Quote Originally Posted by 0maxpower0 View Post
I like the thread until i read the wah wah wah *** marriage part. My god, ive had it up to my freggin neck in this wah wah wah let us get married bullsh*t. Marriage is a CATHOLIC or CHRISTIAN thing, im sure they call it something else in other religions. YOU ARE IN A CATHOLIC AND CHRISTIAN NATION, so if you dont like it LEAVE. Why do u need a license to prove whatever u love u claim u have?WHY? It doesnt make any sense. I hate this political BS, it SOUNDS good when u say oh yeah *** marriage legalize it, it sounds like the right thing to say. I find it hilarious that these ***s cant even admit the other side of the arguement. When you ask to get married you are offending billions of people and their beliefs, but all the selfrighteous ***s never even consider that. Oh no, its about me and me getting married, me ,me ,me. Its a license, its a piece of paper saying something, thats it, it has no meaning, no power, its nothing. But wah wah wah all the time, i wanna get married, they should let me marry someone of the same sex. Fact is, marriage is a word, it doesnt matter. U love someone, buy a house and live together, why the HELL do u need a license saying that youre married, i think its a little dependant on other people dont u?? Makes me sick. Cant think of anything else that makes me more sick. *** pride parade, *** marriage, boo hoo. My god get over it. If anyone tries to mess with u for ur beliefs, leave or kill em. This wah wah baby bullsh*t is getting old. Forget what other people think, do what u want. end of story.

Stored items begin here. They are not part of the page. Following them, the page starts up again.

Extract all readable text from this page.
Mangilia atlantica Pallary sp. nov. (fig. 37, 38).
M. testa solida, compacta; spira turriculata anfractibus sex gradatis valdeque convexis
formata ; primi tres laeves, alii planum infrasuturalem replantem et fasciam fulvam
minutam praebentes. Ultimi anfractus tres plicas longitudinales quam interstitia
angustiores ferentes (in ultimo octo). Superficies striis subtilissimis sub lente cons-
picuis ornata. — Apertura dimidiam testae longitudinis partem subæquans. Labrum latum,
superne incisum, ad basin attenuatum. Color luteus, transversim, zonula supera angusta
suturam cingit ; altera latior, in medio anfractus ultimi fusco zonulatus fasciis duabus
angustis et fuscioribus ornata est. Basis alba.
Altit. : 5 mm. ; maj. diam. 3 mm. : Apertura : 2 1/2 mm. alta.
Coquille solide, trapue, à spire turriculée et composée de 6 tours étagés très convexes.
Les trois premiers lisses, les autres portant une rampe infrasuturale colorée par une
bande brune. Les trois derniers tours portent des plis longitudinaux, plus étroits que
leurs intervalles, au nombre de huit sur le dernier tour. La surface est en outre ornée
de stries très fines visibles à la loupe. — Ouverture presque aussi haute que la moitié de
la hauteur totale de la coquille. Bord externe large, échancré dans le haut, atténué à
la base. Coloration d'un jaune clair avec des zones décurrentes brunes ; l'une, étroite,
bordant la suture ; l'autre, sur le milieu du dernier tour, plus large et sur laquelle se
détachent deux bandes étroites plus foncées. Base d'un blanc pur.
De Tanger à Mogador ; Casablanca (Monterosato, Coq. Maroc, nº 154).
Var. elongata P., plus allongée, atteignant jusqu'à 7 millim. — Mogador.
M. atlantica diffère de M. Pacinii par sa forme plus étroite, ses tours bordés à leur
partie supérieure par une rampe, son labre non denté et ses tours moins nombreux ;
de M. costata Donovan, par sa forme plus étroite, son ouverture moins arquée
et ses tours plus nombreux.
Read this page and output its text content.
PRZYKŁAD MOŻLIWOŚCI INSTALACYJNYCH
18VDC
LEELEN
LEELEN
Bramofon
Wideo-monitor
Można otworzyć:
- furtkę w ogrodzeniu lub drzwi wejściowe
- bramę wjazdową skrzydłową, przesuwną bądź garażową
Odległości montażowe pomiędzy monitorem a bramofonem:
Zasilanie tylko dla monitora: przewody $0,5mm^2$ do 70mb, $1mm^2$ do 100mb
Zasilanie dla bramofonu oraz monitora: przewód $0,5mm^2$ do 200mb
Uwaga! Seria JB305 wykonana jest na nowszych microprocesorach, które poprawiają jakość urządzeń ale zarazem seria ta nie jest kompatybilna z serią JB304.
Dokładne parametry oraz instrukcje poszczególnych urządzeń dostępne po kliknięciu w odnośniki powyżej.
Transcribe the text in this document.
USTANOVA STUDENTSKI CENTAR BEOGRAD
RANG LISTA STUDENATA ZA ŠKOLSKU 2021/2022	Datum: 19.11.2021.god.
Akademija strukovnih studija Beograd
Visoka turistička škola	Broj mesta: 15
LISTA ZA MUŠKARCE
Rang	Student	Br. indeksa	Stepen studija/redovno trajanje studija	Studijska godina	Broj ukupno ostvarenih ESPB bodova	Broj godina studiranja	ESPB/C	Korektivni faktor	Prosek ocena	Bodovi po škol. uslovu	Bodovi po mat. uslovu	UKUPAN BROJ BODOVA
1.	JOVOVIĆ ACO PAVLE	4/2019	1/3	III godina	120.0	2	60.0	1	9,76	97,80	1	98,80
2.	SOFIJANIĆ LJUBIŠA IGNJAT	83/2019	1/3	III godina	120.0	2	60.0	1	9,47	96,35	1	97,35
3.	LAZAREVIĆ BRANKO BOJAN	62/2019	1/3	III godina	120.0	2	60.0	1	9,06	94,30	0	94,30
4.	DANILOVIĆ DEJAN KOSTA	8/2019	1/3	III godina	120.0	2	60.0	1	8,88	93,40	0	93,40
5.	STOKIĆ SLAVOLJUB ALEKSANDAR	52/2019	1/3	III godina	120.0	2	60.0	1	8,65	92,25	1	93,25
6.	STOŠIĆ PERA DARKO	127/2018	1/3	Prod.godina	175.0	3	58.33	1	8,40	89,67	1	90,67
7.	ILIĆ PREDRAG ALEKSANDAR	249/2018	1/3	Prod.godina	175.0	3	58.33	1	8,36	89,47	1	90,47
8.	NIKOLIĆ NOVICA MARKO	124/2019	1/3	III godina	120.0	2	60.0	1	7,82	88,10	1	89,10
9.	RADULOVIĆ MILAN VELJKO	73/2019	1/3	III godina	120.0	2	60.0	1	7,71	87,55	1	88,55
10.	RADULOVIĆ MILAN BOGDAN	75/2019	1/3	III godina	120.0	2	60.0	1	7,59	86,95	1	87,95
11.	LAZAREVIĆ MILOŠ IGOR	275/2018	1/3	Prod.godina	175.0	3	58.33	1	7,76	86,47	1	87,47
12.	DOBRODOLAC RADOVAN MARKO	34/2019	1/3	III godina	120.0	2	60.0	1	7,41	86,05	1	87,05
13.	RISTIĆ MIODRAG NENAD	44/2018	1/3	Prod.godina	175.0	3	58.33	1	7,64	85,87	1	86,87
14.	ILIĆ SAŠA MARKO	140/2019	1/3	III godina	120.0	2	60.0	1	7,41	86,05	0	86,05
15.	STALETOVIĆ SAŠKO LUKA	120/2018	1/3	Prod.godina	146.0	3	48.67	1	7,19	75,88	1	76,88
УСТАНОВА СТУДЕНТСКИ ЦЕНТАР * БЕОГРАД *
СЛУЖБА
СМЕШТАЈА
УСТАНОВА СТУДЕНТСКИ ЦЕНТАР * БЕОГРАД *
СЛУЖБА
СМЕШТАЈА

Unfortunately the problem with your view, which in a lot of ways makes sense, is that in this country many benefits, financial and otherwise, are only given to couples who are married. For many *** couples, they are upset about the inability to marry for the simple reason that if something were to happen to them, the ones they love may not be able to be taken care of or even be able to see and care for their ailing loved ones. If marriage were "just a piece of paper" that'd be one thing and your argument would have some application, but unfortunately it isn't.

You are right in your position that people shouldn't necessarily need a legal document to prove their love for each other, as true love is about much more than that. But speaking as an engaged woman, marriage is about coming before those you love and hold dear (and in many cases, standing before God) and verbally and physically making a commitment to one another in front of those people. It is about saying to one another that in this journey of life, I choose to spend my days with you, take care of you and love you in the presence of all the rest of the world, and I am not ashamed to have the world know that you are my spouse. I am not saying marriage is necessary to prove love, far from that it is an expression of that love.

My basic point though is that in this country especially, marriage is often indeed a religious ceremony, but it is always a legal bond between persons that carries with it rights and responsibilities. So unfortunately you cannot legally equate the rights and benefits given to married couples with those who are unmarried. And that is the heart of the *** marriage argument, in my opinion. Yes certain religious individuals may be *** and believe that their God/deity/whatever is supportive of *** marriage and wish to enter into a religious ceremony in addition to the legal bond, as many straight people do when they marry. But ultimately it is an argument over the rights and privileges currently only given to straight married couples in many parts of the country that insure care and security for their loved ones in marriage.